Earlier this month, New Jersey ex-gay activist Greg Quinlan and the American Family Association ignored Collins’ warning against NARTH’s interpretation — and further distorted Collins’ position. Quinlan said:

When [gay Christian contemporary singer Ray Boltz] says he’s born that way, we know now for a fact that that’s false. In fact, just last year in March, the director of the Human Genome Project, Dr. Francis Collins, said this: homosexuality is not hardwired. There is no gay gene. We mapped the human genome. We now know there is no genetic cause for homosexuality.

Collins said nothing of the sort, and a few days after Quinlan’s article, Collins repeated his earlier assertion that NARTH had distorted his position. Quinlan refused to retract his claim — turning it from a mere falsehood into an outright lie.

Despite those events, Stith repeated Quinlan’s lie to his Baptist Press audience on Sept. 25:

For example, in 2003, the International Human Genome Consortium announced the successful completion of the Human Genome Project, which, among other things, identified each of the approximately 20,000-25,000 genes in human DNA. The press release read: “The human genome is complete and the Human Genome Project is over.”

While this accomplishment was widely reported, almost no one reported the words of Dr. Francis Collins, the head of the project. Collins, arguably the nation’s most influential geneticist, said, “Homosexuality is not hardwired. There is no gay gene. We mapped the human genome. We now know there is no genetic cause for homosexuality.”

Somehow the major media missed that little tidbit. Collins and others
acknowledge that genetics can predispose but not predetermine. This supports other studies that clearly document the possibility of change for people who struggle with unwanted homosexual desire.

Stith is now the Southern Baptist Convention’s “National Strategist for Gender Issues.” That SBC “gender” panel is actually an ex-gay policy group within the SBC administration. It is dominated by Exodus member activists.

In other words, Stith is no longer a spiritual minister; he has become a professional spin artist.

Stith not only parrots the exposed lie of Quinlan, but also connects that untruth to an illogical assertion that if one bisexual person can “change” their behavior, then any homosexual person can “change” their orientation.

If anything good is to come from all of this ex-gay truthlessness and spin, perhaps it’s that Stith, Exodus, NARTH, Quinlan, and the AFA have become so untruthful that many concerned families of gay people are leaving Exodus and NARTH behind, and seeking help from trustworthy sources of information in mainstream therapeutic and gay-tolerant religious communities.

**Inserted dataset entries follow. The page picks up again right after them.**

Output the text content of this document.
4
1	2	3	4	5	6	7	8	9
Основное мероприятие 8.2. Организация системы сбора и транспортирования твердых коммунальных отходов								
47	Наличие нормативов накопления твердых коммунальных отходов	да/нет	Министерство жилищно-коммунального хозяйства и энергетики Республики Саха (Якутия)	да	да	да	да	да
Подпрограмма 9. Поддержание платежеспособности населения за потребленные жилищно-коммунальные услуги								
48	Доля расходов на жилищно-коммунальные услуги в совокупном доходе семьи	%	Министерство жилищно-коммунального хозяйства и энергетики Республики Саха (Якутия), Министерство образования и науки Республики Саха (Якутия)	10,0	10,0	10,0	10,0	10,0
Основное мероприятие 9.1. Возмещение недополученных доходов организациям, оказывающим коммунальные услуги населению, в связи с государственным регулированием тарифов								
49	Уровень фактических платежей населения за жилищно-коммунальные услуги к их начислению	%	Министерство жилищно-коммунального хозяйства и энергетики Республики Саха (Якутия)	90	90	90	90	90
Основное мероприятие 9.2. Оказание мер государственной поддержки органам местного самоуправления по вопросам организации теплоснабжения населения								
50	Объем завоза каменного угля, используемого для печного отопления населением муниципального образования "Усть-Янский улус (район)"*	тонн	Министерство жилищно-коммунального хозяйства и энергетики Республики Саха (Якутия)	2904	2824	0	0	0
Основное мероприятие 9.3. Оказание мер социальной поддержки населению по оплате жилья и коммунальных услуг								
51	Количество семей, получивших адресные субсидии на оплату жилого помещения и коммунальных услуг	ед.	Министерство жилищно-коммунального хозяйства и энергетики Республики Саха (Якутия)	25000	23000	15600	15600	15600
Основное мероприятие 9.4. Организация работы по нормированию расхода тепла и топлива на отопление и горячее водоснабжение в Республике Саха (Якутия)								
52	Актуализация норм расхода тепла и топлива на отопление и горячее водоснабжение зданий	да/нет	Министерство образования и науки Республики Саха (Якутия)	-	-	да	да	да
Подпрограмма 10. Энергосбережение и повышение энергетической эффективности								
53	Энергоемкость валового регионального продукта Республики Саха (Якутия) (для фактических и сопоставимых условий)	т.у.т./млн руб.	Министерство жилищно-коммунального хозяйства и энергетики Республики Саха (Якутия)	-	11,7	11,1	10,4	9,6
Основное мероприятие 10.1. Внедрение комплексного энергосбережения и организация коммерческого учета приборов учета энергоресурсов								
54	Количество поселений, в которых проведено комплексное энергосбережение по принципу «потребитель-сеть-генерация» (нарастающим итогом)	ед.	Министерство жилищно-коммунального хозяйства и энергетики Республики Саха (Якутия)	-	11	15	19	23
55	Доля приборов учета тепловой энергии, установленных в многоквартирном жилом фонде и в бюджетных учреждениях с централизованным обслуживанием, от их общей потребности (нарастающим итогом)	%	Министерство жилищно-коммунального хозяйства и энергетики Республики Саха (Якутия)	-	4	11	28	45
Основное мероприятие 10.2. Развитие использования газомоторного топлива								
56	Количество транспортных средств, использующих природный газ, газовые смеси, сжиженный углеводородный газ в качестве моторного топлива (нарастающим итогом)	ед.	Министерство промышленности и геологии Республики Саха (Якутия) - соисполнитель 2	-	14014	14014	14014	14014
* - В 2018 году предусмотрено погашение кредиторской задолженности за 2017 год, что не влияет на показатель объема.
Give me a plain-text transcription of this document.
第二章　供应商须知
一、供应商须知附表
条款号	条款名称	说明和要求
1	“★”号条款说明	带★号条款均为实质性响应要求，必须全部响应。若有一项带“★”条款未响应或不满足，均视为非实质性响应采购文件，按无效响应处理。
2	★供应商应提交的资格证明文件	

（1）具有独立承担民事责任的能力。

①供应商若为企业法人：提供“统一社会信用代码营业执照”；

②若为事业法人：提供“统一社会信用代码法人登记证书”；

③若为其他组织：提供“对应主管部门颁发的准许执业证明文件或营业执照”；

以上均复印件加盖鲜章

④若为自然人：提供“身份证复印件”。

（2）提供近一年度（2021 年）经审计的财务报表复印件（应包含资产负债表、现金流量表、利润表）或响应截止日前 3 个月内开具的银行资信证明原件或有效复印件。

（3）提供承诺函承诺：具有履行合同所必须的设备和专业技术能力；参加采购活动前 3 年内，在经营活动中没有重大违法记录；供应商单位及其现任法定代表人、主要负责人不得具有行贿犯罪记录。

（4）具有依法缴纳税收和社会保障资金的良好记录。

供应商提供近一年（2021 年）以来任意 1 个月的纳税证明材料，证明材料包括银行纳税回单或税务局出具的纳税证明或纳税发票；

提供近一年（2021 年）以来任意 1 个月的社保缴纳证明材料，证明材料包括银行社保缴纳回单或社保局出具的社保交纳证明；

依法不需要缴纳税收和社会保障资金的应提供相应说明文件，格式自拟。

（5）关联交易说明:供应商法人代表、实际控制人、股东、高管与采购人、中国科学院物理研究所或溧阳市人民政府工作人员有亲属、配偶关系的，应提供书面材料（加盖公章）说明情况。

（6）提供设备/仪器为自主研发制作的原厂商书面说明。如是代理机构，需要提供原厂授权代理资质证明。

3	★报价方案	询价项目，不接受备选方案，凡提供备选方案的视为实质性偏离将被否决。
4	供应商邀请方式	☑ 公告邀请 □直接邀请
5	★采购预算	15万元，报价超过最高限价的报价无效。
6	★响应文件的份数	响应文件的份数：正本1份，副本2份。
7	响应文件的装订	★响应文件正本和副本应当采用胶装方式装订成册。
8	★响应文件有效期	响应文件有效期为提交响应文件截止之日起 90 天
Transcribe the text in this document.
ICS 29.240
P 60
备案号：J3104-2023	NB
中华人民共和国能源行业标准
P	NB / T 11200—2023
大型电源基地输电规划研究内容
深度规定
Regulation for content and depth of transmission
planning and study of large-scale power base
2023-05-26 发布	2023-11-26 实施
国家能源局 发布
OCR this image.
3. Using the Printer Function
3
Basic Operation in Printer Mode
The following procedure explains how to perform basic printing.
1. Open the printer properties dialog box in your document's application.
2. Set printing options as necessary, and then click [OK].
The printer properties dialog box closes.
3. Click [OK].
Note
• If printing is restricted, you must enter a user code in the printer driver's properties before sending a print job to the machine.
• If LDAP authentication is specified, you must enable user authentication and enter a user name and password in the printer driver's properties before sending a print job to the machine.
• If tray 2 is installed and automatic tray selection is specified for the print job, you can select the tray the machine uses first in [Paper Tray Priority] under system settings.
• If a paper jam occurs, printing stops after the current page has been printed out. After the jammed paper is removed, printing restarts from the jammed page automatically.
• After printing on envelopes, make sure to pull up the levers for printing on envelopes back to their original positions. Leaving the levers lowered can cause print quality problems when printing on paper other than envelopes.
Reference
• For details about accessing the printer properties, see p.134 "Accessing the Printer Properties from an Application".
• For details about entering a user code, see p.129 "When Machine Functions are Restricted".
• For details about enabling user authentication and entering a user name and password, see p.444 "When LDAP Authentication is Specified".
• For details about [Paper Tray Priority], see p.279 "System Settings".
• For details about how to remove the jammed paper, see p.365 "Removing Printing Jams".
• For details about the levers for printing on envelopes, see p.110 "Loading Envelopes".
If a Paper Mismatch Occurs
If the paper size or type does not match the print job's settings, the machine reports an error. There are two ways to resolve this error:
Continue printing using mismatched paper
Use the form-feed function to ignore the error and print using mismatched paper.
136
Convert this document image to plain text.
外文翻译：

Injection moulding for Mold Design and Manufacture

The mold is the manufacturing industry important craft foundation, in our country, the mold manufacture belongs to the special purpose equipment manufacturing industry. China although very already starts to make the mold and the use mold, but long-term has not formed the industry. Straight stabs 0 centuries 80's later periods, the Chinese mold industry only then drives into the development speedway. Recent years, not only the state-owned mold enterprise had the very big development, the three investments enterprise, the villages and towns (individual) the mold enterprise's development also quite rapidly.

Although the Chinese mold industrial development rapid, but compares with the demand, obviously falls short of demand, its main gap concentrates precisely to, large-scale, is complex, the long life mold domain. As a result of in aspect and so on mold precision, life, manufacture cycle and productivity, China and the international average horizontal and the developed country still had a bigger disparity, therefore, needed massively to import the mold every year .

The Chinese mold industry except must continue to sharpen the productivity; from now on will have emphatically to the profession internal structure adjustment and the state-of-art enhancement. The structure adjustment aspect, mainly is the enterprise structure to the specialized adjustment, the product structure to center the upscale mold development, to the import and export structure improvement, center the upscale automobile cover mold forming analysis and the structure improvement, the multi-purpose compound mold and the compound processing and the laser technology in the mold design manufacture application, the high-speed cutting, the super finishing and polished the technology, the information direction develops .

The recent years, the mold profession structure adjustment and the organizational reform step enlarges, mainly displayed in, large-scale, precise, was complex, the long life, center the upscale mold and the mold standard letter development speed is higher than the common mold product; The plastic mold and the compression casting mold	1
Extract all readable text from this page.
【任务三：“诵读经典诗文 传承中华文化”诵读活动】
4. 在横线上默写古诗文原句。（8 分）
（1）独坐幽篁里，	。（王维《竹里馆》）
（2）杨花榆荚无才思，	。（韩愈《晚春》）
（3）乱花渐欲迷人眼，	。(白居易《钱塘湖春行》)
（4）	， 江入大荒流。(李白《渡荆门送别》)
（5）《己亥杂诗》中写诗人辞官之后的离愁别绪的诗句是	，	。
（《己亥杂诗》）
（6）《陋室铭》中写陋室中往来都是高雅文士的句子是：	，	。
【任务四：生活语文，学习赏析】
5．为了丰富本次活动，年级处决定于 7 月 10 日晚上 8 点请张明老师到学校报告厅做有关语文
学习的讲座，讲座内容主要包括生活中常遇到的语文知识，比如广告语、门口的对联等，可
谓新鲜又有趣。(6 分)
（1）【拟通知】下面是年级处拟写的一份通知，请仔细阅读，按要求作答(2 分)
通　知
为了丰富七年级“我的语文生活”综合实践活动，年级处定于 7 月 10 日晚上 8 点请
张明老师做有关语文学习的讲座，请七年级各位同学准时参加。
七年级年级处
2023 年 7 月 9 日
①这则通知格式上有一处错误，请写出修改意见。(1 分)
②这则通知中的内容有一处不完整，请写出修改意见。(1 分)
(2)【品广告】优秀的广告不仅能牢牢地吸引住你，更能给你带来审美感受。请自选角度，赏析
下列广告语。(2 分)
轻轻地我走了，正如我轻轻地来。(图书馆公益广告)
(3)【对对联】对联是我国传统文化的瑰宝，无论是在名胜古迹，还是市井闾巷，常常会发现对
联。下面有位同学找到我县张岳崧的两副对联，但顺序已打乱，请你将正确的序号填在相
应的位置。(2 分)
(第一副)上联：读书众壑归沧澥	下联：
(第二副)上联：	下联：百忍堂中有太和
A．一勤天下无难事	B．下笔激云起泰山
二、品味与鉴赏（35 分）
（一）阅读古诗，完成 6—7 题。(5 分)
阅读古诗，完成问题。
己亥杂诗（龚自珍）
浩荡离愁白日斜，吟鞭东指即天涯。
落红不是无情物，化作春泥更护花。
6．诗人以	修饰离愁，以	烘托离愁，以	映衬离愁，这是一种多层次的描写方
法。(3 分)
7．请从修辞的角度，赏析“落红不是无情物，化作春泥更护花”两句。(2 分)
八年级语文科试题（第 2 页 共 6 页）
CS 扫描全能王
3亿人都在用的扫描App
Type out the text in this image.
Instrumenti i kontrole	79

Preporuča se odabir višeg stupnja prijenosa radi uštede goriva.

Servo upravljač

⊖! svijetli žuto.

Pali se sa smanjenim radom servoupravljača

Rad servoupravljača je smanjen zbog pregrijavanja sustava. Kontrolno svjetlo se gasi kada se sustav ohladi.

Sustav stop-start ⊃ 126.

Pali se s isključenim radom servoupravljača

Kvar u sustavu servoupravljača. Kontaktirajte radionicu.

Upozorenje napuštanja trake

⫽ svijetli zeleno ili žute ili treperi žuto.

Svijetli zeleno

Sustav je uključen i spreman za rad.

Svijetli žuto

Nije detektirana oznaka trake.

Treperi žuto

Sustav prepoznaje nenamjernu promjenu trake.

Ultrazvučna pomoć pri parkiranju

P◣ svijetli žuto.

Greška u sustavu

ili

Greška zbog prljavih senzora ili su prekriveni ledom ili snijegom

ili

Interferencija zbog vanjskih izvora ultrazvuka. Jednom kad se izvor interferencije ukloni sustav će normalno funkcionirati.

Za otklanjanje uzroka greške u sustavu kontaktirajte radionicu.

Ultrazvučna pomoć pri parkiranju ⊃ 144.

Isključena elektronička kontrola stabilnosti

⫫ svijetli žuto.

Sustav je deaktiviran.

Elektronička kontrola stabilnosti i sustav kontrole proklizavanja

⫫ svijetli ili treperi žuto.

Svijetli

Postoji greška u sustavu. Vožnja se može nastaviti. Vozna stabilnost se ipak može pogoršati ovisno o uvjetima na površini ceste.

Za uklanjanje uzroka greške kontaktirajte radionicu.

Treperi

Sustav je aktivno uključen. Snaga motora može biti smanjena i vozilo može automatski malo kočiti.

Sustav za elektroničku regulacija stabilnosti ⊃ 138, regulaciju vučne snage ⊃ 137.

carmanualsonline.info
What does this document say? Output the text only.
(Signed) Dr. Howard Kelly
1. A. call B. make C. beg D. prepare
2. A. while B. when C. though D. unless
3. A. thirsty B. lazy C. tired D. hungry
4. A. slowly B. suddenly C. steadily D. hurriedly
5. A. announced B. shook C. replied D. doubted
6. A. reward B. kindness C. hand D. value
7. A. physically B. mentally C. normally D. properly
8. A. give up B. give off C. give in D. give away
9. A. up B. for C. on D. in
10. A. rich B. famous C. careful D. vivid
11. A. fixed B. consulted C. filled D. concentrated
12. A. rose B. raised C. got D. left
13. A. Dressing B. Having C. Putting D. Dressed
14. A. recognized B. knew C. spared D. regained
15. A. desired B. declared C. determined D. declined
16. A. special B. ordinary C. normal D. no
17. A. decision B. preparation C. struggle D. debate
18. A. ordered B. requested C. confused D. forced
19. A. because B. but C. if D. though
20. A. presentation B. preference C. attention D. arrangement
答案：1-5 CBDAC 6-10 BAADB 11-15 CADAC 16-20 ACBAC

I invite Stith to apologize, to distribute a retraction to the same media outlets that received his original statement, and to condemn the stubborn untruthfulness of Quinlan and NARTH.

Addendum:

In 1998, Stith spoke the following in his Sunday sermon as an apology to a gay man who attended the church that day:

We have not lived in transparency. We have often cloaked our own weakness and pointed instead at the sins of others. We have settled for a form of godliness which manifests respectability but has no power to change the core of our being.

We do humbly ask forgiveness.

We have manifested more of an interest in being right than in being loving and often succeeded in being neither.

We do humbly ask forgiveness.

Forgiveness requires true repentance, and repentance requires actual change — not merely a token expression of regret followed by more of the same misconduct.

If Stith is truly penitent, then why did he not bother to factcheck — and why does he continue to abuse the word “change”?